For part of 2006 and 2007, Agora operated out of Philadelphia Academy's high school, and the investigation found no record that Agora paid rent.

Philadelphia Academy paid a $5,150 roofing bill for Agora's headquarters in Devon on Feb. 29, 2008. PACS also was billed $5,700 for plumbing work for a kitchen sink, ice maker, and coffee outlet for a Bala Cynwyd office used by Agora and Cynwyd Group, the internal probe found.

Two days after The Inquirer's first article about Philadelphia Academy was published in April, Gardiner wrote the school a $15,137 check from Cynwyd Group as a reimbursement for "roofing work."

And the attorneys reported that in March 2008, Gardiner submitted bills to Philadelphia Academy seeking reimbursement of $3,328 for round-trip airfare for himself and Brown to travel to New Orleans for "New Orleans support." The report notes that in 2007 Gardiner had hired an architectural firm to design a prototype building for the Recovery School District in New Orleans. Philadelphia Academy paid the $735 bill.
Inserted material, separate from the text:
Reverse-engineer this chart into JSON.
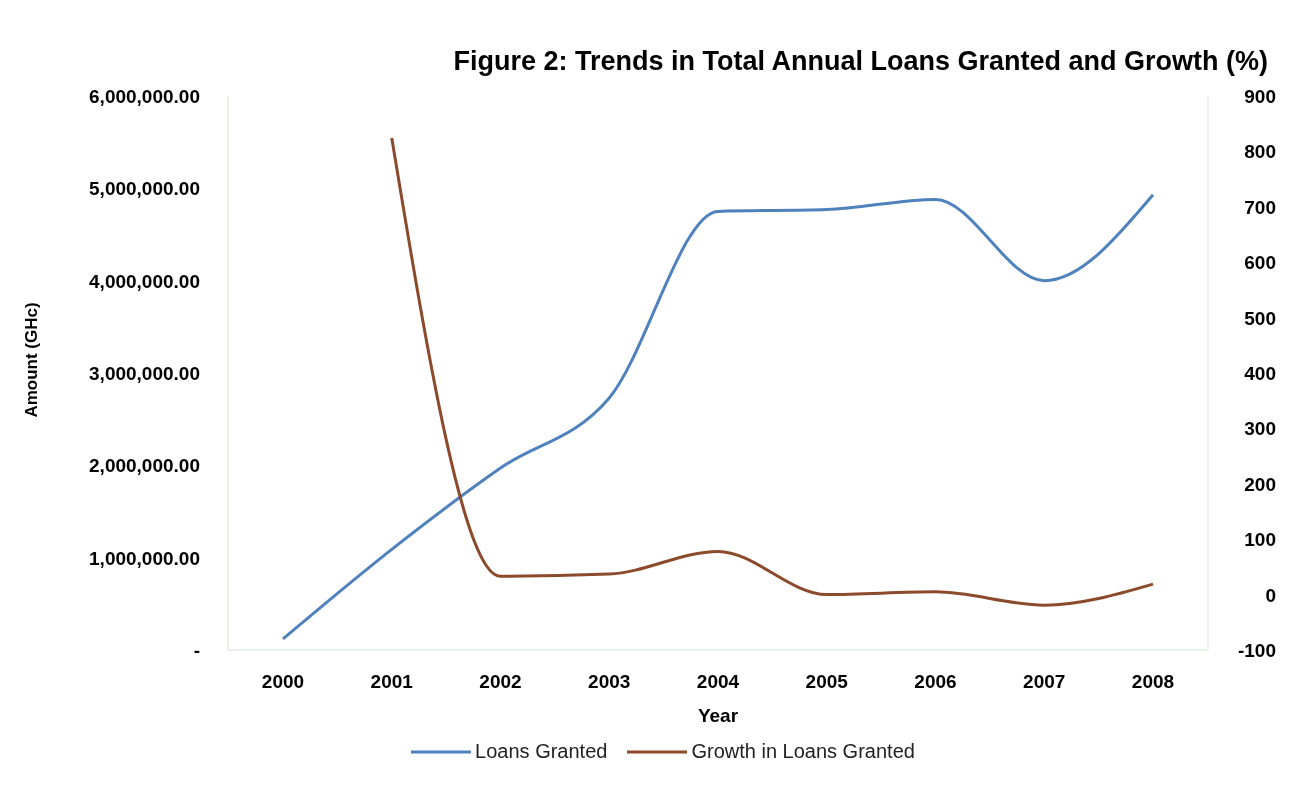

Paul Vallas, former chief executive of Philadelphia schools, who left in June 2007 to head the Recovery District, said nothing came of Gardiner and Brown's visit.

"They came down because they were interested in doing charter schools here," Vallas said. "But we didn't want to do business with them."

Besides Philadelphia Academy and Agora, the federal probe has spread to Northwood Academy, another school founded by Gardiner, and Germantown Settlement Charter School, sources said.